Google’s Vertex AI Just Learned to Make Music and Videos, Is Gemini Next?

Leonard Sengere

9 April 2025

Follow Techzim WhatsApp Channel

wa.me/channel/0029VaS23mO84OmAI88Cwd2q

Google Cloud’s Vertex AI, a machine learning (ML) platform, is receiving significant updates. Vertex AI is a tool for enterprise AI development.

Unlike consumer-facing AI like Gemini or ChatGPT, which focus on conversational interaction, Vertex AI is designed for businesses to build, deploy, and manage their own custom ML models and generative AI applications. Meaning it’s one of the tools you could use to build a Gemini competitor.

Gemini, ChatGPT and competition are primarily designed for general-purpose conversational AI, providing information and engaging in dialogue. While they can be powerful tools, Vertex AI offers the control and customisation businesses need for more business-type applications.

Google just announced some interesting major updates to its Vertex AI platform at Cloud Next.

From tools that generate music and videos to advanced speech and image capabilities, the new features show the kinds of stuff we can expect to see in the future of AI development.

But beyond serving businesses, these updates may offer a glimpse into the future of Gemini, Google’s conversational AI platform.

As Vertex AI gains more creative and multimodal features, we could see the same tools shaping the next generation of Gemini’s capabilities.

So What’s New?

Google talked about:

Text-to-video generation using the Veo model, capable of creating 1080p videos from simple prompts.
Music creation via the new Lyria model, developed in partnership with YouTube, allowing users to generate soundtracks or songs based on text.
Advanced speech synthesis, image generation (with Imagen 2), and editing tools that push closer to human-quality output.
Multimodal agent-building tools, enabling developers to create AI apps that can “see,” “hear,” and “respond” using multiple types of input.
Chirp 3 now includes Instant Custom Voice, a new way to create custom voices with just 10 seconds of audio input.
Imagen 3 has improved image generation and inpainting capabilities for reconstructing missing or damaged portions of an image and is making object removal edits even higher quality.

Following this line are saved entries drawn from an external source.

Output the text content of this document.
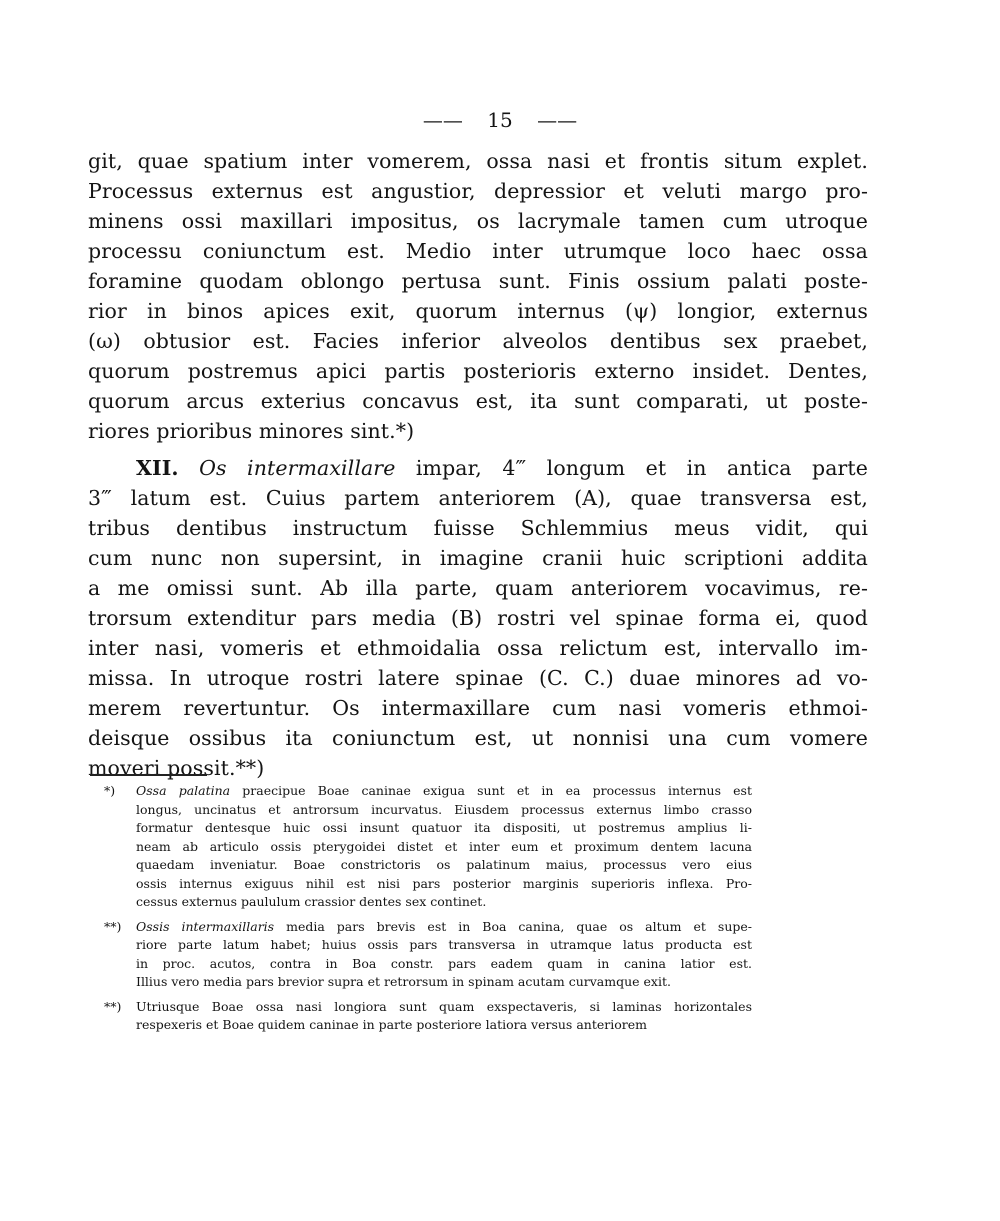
—— 15 ——
git, quae spatium inter vomerem, ossa nasi et frontis situm explet.
Processus externus est angustior, depressior et veluti margo pro-
minens ossi maxillari impositus, os lacrymale tamen cum utroque
processu coniunctum est. Medio inter utrumque loco haec ossa
foramine quodam oblongo pertusa sunt. Finis ossium palati poste-
rior in binos apices exit, quorum internus (ψ) longior, externus
(ω) obtusior est. Facies inferior alveolos dentibus sex praebet,
quorum postremus apici partis posterioris externo insidet. Dentes,
quorum arcus exterius concavus est, ita sunt comparati, ut poste-
riores prioribus minores sint.*)
XII. Os intermaxillare impar, 4‴ longum et in antica parte
3‴ latum est. Cuius partem anteriorem (A), quae transversa est,
tribus dentibus instructum fuisse Schlemmius meus vidit, qui
cum nunc non supersint, in imagine cranii huic scriptioni addita
a me omissi sunt. Ab illa parte, quam anteriorem vocavimus, re-
trorsum extenditur pars media (B) rostri vel spinae forma ei, quod
inter nasi, vomeris et ethmoidalia ossa relictum est, intervallo im-
missa. In utroque rostri latere spinae (C. C.) duae minores ad vo-
merem revertuntur. Os intermaxillare cum nasi vomeris ethmoi-
deisque ossibus ita coniunctum est, ut nonnisi una cum vomere
moveri possit.**)
*) Ossa palatina praecipue Boae caninae exigua sunt et in ea processus internus est
longus, uncinatus et antrorsum incurvatus. Eiusdem processus externus limbo crasso
formatur dentesque huic ossi insunt quatuor ita dispositi, ut postremus amplius li-
neam ab articulo ossis pterygoidei distet et inter eum et proximum dentem lacuna
quaedam inveniatur. Boae constrictoris os palatinum maius, processus vero eius
ossis internus exiguus nihil est nisi pars posterior marginis superioris inflexa. Pro-
cessus externus paululum crassior dentes sex continet.
**) Ossis intermaxillaris media pars brevis est in Boa canina, quae os altum et supe-
riore parte latum habet; huius ossis pars transversa in utramque latus producta est
in proc. acutos, contra in Boa constr. pars eadem quam in canina latior est.
Illius vero media pars brevior supra et retrorsum in spinam acutam curvamque exit.
**) Utriusque Boae ossa nasi longiora sunt quam exspectaveris, si laminas horizontales
respexeris et Boae quidem caninae in parte posteriore latiora versus anteriorem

These tools let developers bring advanced AI to chatbots, internal tools, and customer-facing applications.

Could be Gemini’s Future?

While these updates are enterprise tools, they likely show what we’ll soon see in Gemini.

Gemini is supposed to be a multimodal model, able to understand and generate not just text, but also images, audio, and more.

Until now, it has focused on text and light code generation. But with Vertex AI now offering music and video generation, it’s reasonable to assume that Gemini — which runs on the same foundation models — will soon expand in that direction.

I’m already excited about a Gemini that can compose background music for YouTube videos, edit images, or generate short animations — all from a simple conversation.

These are no longer pipe dreams; they’re being rolled out to developers today via Vertex AI.

That said, I still use ChatGPT for over 90% of my generative AI needs but who knows, maybe this could move the needle. Not likely because ChatGPT’s new photo editing features are crazy good.